So here’s a quick recap of the Bulls’ flurry of last-minute trade movement: John Salmons, Brad Miller, Tim Thomas, Jerome James and Anthony Roberson are in. (Although the last two in name only. They won’t play. Assuming they’re even alive. Can we get any confirmation on that?) The Bulls will also receive a conditional first round draft pick from the Oklahoma City Thunder. Meanwhile, Andres Nocioni, Thabo Sefolosha, Larry Hughes, Cedric Simmons and Michael Ruffin are out. (Did I mention we got rid of Larry Hughes? Because we got rid of Larry Hughes. He’s gone. Hopefully forever. I cannot stress this enough.)
Are the Bulls a better team today? Yes.
Look, Rome wasn’t built in a day. In fact, that McDonald’s down the street? It wasn’t built in a day, either. This wasn’t a dramatic “Kevin Garnett and Ray Allen to the Celtics” uber-makeover. (And how often do those even happen — let alone work out — anyway?) No, we didn’t bring in a superstar. Or even a regular star, for that matter. What John Paxson did was address a few of the team’s glaring needs while clearing future cap space for a strong run at a bonafide superduperstar in the [insert dramatic music here] Summer of 2010. That’s win-win, right?
We needed more size up front, some interior defense and a center who can score. We got all that. Miller is hardly a defensive wiz, but he’s at least got the bulk and veteran wiles to body up to opposing big men. He’s not much of a post player, but he can shoot and pass as well as or better than most centers. And he seems genuinely psyched up about returning for a second stint with the Bulls. Said Miller: “I’m pretty happy. It’s a good opportunity in terms they’re right on the borderline of the playoffs. Kind of the same situation Mike (Bibby) went into last year. You go to a team like that where they’ve been kind of like ehh, whatever, a little bit of change like that and get into the playoffs and get some excitement back. I love Chicago as a city so that’s a bit of a bonus for me.”

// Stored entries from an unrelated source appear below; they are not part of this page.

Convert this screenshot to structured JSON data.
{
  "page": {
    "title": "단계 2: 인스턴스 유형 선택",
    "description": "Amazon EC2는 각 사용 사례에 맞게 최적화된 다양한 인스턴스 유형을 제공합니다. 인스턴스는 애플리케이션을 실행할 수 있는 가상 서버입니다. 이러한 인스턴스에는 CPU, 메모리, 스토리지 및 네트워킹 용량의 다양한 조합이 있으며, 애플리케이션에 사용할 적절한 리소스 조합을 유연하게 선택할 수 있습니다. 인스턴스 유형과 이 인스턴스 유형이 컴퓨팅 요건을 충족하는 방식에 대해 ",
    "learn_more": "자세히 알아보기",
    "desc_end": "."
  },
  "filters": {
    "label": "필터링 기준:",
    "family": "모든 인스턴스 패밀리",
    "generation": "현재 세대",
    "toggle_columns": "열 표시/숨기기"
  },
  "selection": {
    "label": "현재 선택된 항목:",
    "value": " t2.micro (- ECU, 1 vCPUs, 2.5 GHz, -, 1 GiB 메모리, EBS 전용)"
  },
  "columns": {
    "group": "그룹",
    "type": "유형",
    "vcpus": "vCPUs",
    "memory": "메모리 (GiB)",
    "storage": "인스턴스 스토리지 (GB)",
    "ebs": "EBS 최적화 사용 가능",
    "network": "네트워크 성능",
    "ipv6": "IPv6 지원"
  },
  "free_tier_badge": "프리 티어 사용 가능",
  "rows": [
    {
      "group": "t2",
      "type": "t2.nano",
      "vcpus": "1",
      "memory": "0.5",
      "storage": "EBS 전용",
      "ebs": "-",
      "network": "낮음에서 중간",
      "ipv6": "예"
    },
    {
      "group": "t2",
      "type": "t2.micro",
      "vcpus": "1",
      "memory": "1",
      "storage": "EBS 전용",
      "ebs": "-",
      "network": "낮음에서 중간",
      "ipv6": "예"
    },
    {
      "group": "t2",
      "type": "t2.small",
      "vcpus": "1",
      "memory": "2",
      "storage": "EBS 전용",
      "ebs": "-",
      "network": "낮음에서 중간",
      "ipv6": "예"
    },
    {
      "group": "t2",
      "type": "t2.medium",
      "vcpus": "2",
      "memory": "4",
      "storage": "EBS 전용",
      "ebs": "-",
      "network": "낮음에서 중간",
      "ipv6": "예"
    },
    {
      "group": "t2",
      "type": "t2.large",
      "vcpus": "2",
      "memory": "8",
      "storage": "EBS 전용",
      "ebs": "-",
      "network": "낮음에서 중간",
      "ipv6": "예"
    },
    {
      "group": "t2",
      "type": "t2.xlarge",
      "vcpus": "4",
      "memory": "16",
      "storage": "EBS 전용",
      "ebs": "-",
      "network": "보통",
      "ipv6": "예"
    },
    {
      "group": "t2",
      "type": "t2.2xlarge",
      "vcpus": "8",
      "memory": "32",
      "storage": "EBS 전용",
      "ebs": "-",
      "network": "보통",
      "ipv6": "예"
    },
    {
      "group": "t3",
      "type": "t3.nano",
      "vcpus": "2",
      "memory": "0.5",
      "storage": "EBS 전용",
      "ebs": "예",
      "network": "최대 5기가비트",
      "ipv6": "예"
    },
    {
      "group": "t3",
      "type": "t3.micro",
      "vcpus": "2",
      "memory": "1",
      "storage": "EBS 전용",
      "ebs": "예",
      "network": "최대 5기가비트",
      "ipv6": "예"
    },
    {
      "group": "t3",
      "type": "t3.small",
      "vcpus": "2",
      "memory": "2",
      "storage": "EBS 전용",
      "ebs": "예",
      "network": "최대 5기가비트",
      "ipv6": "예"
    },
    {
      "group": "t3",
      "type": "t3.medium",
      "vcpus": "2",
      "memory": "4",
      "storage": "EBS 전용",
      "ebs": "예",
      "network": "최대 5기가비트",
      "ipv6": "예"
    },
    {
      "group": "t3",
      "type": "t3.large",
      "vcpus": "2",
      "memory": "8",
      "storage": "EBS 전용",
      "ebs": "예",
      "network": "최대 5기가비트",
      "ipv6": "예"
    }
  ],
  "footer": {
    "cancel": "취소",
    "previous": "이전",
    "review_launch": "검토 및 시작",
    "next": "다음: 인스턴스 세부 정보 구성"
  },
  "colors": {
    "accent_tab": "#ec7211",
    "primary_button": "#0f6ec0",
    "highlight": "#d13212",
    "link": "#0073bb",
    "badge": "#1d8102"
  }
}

Miller’s not a long-term answer. But he’s a decent stop-gap. Especially if he’s motivated, and it seems like he is. He also said: “Winning is what matters at this stage of my career.” And after next season, he’s a $12 million expiring contract.
Meanwhile, Salmons can score from both the shooting guard and small forward positions. More importantly, though, he’s tall and strong enough to defend the big, athletic guards who have been menacing the Bulls so often over the last few years. See, that’s been Ben Gordon’s biggest drawback. Yes, he’s valuable for his scoring and streak shooting. But he’s also an Achilles’ heel — or, as I like to call it, a Walton’s foot — on defense. A fifth grader could post him up. It’s not that he doesn’t try, but he’s just undersized at his position. The Bulls have needed a somebody to fill that defensive role. Thabo Sefolosha was supposed to be that guy. But his defense was never better than so-so, and his offense made most Bulls fans want to punch themselves into unconsciousness. Salmons can defend and score. And he’s actually pretty good at both.
The only thing that makes me nervous is that Salmons gets grumpy when he’s not getting shots. And his comments about the trade have been pretty lukewarm so far. So we’ll see.
But, like I said, the Bulls might not have vaulted from lottery team to championship contender. But they should be good enough to make a solid playoff run, and John Paxson has put the team in the financial position to potentially get much better in the next couple years. I’ll take it.